Surveiller les patients à distance via des capteurs est un beau concept qui ne demande qu'à se réaliser. Le projet Neuromancer démontre que cela ne sera pas le cas en l'absence d'un business model adéquat. 
 
Comment faire échouer un beau projet de recherche? C’est ce que nous dévoile l’équipe de R&D du constructeur américain Sun Microsystems chargée de Neuromancer (*).

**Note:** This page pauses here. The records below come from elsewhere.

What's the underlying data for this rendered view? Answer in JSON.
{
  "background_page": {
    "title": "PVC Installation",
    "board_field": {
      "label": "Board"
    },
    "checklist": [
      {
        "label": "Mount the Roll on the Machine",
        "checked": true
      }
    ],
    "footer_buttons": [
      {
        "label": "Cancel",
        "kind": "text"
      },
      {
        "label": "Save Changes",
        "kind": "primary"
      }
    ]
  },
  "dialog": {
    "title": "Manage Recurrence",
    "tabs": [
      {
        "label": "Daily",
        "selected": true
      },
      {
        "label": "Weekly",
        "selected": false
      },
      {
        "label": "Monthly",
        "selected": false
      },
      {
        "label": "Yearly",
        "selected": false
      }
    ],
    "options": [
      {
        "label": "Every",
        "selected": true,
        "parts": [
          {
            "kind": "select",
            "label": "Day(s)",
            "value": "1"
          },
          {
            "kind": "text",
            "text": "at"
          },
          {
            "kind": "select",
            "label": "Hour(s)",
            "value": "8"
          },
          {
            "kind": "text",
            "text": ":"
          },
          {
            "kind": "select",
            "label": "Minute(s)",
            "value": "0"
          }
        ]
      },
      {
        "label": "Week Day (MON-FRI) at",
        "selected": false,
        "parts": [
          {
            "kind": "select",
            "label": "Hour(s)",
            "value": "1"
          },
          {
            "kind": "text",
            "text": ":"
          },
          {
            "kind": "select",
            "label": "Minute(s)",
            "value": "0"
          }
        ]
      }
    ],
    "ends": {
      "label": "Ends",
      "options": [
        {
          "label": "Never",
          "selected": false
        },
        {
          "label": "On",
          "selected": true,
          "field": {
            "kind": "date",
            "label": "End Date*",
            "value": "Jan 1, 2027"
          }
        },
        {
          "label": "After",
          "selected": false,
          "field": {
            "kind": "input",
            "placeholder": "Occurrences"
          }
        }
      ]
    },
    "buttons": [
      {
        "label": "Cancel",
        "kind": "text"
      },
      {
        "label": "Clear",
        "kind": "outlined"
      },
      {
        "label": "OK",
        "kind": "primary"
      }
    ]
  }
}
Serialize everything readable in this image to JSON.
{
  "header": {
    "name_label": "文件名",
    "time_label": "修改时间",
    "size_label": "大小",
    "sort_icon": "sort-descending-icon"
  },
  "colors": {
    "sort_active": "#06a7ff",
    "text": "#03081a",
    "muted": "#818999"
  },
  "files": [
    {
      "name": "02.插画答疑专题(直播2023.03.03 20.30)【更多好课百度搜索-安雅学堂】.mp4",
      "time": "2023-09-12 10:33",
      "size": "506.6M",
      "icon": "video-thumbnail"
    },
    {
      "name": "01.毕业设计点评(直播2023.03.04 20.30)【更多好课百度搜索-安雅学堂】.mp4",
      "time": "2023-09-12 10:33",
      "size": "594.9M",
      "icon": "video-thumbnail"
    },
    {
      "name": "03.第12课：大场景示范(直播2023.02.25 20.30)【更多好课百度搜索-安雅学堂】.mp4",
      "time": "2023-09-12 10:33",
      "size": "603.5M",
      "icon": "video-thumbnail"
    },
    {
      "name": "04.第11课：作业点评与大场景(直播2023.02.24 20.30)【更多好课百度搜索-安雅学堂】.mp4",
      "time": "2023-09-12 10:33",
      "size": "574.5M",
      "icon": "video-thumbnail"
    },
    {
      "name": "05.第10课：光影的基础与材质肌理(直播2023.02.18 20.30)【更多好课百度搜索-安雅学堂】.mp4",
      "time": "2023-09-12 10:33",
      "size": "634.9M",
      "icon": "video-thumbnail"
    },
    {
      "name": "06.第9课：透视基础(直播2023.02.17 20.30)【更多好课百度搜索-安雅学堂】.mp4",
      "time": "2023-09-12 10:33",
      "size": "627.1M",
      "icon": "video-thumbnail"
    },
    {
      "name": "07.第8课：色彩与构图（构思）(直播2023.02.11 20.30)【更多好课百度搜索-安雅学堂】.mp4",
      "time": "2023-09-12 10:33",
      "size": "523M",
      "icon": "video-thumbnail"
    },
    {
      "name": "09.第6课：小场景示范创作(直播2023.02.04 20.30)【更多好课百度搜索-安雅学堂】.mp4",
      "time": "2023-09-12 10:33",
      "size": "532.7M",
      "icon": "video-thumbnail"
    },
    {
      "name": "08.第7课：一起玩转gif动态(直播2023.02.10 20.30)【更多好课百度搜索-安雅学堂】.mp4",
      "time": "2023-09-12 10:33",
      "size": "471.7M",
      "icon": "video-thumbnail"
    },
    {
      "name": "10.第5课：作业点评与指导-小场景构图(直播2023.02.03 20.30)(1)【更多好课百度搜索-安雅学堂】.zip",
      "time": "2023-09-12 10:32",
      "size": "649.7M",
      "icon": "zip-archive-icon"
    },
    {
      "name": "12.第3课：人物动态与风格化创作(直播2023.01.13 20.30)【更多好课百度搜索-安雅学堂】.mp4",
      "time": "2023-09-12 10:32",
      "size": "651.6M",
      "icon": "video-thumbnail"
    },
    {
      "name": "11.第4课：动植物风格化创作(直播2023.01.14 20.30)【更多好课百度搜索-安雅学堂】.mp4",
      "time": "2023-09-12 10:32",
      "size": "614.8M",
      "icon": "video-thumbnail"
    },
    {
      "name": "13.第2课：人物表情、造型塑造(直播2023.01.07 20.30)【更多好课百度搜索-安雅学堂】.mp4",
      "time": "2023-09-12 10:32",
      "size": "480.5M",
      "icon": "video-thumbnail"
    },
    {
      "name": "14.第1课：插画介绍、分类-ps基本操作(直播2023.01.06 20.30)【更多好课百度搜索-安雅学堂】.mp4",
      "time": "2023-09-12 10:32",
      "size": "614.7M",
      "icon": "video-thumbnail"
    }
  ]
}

Ce projet a pour but de créer un système informatique capable de connecter et de partager de l’information - pouls, fonctionnement du cœur, etc. -issue de millions de capteurs biométriques connectés au réseau par intermittence. Les cinq chercheurs partaient du principe que ces types de capteurs finiraient par être très répandus et intégrés dans des objets usuels. Ce qui a priori ne semble pas farfelu.
 
Collecte et partage d'informations
 
Les applications d’un tel système sont vastes: alertes aux usagers qui courent un danger, suivis des patients traités à domicile. Bref: il promettait de faciliter la vie des praticiens. Sans compter que, dans le cadre d’expérimentations plus vastes, il aurait pu faciliter l’obtention de statistiques bien utiles pour le lancement d’études scientifiques. L'architecture d'un tel outil, indifféremment centralisé ou distribué, devait également faciliter le partage d’informations entre différents praticiens voire différents organismes de santé. Dans un autre genre, il aurait même pu être mis à contribution pour collecter des informations de maintenance pour le compte de l'industrie automobile. Une belle vision, mais patatras: Neuromancer restera dans les cartons. Les technologies - Java et Jini... de Sun Microsystems - se révèlent inadéquates. En outre, Jim Waldo, Tim Blackman, Jane Loizeaux, Robert Sproull, Michael Warres et Ann Wollrath se sont rendus compte que les bénéficiaires des innovations n’étaient pas les payeurs.
 
Pas de bénéfice économique pour le payeur
 
Si les hôpitaux devaient financer l’installation, le bénéfice économique allait en effet principalement revenir aux sociétés d’assurance. En outre, le système de santé américain - cible initiale de la recherche - reposera encore longtemps sur des systèmes informatiques disparates et essentiellement propriétaires, alors que le Neuromancien devait se reposer sur des systèmes "interopérants". Et en regardant du côté des pays européens, connus pour leurs systèmes de santé et de paiement centralisés, les chercheurs se sont rendus compte cette fois-ci que leur architecture était trop complexe à mettre en place vis-à-vis du service rendu. L'échec est total... mais en toute transparence.
 
(*) Neuromancer - que l’on peut traduire artificiellement par "le magicien connecté à l’intelligence artificielle" -, est le titre du premier roman de l’Américain William Gibson, considéré comme le père du "cyberpunk".